André Schubert feierte an seinem dritten Arbeitstag als Trainer von Borussia Mönchengladbach einen sagenhaften Einstieg gegen den FC Augsburg. Sein Team gewann mit 4:2 nach einer schnellen 4:0-Führung. Lucien Favre musste an seinem siebten Arbeitstag einen frühen Rückstand gegen den FC Schalke verdauen, seine Mannschaft siegte allerdings noch 2:1. "Jedem Anfang wohnt ein Zauber inne", hat Hermann Hesse gedichtet.

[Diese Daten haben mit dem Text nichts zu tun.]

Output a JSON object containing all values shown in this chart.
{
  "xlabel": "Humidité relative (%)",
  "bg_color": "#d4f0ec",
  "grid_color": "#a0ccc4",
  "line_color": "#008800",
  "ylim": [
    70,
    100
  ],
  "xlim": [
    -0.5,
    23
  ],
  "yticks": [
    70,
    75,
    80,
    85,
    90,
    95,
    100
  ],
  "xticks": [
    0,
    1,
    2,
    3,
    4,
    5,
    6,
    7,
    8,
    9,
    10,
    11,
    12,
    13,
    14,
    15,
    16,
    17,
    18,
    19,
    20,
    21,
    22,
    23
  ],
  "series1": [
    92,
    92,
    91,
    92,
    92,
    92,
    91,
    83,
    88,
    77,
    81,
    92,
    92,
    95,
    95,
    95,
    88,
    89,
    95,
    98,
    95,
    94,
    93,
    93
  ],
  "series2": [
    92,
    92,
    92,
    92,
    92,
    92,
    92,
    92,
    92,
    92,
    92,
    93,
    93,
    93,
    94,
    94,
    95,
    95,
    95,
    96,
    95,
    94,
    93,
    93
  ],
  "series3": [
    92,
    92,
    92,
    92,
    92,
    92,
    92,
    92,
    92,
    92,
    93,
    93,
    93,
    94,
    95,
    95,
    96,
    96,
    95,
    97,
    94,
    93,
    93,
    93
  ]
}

Doch Dieter Heckings erstes Spiel stand nicht unter dem Verdacht, in ein paar Monaten als zauberhafter Moment rekapituliert zu werden. Das 2:0 gegen den Zweitligisten Würzburger Kickers war mühsam und vor allen Dingen fand es nicht vor 50.000 Zuschauern in der Bundesliga statt, sondern auf einem Trainingsplatz des Marbella Football Center in Andalusien.

Schon drei Wochen ist es her, dass Hecking seinen Vertrag unterschrieben hat. Er konnte zudem die Vorlaufzeit nutzen, als Borussias Trainer noch Schubert hieß und Manager Max Eberl seinem Wunschkandidaten bereits ein Signal gegeben hatte. Dann kam ein Fernstudium im Urlaub in Norwegen, nun ist er seit einer Woche mittendrin. In Marbella absolvierte Borussia acht Trainingseinheiten unter besten Bedingungen. "Wenn man hört, dass in Deutschland wieder Schnee und Eis kommen, würde man sicher gerne noch bleiben", sagte Hecking. Aber er ist pragmatisch genug, um das Trainingslager als intensiven Anfang seiner Arbeit mit einem gewissen Wohlfühlcharakter zu betrachten.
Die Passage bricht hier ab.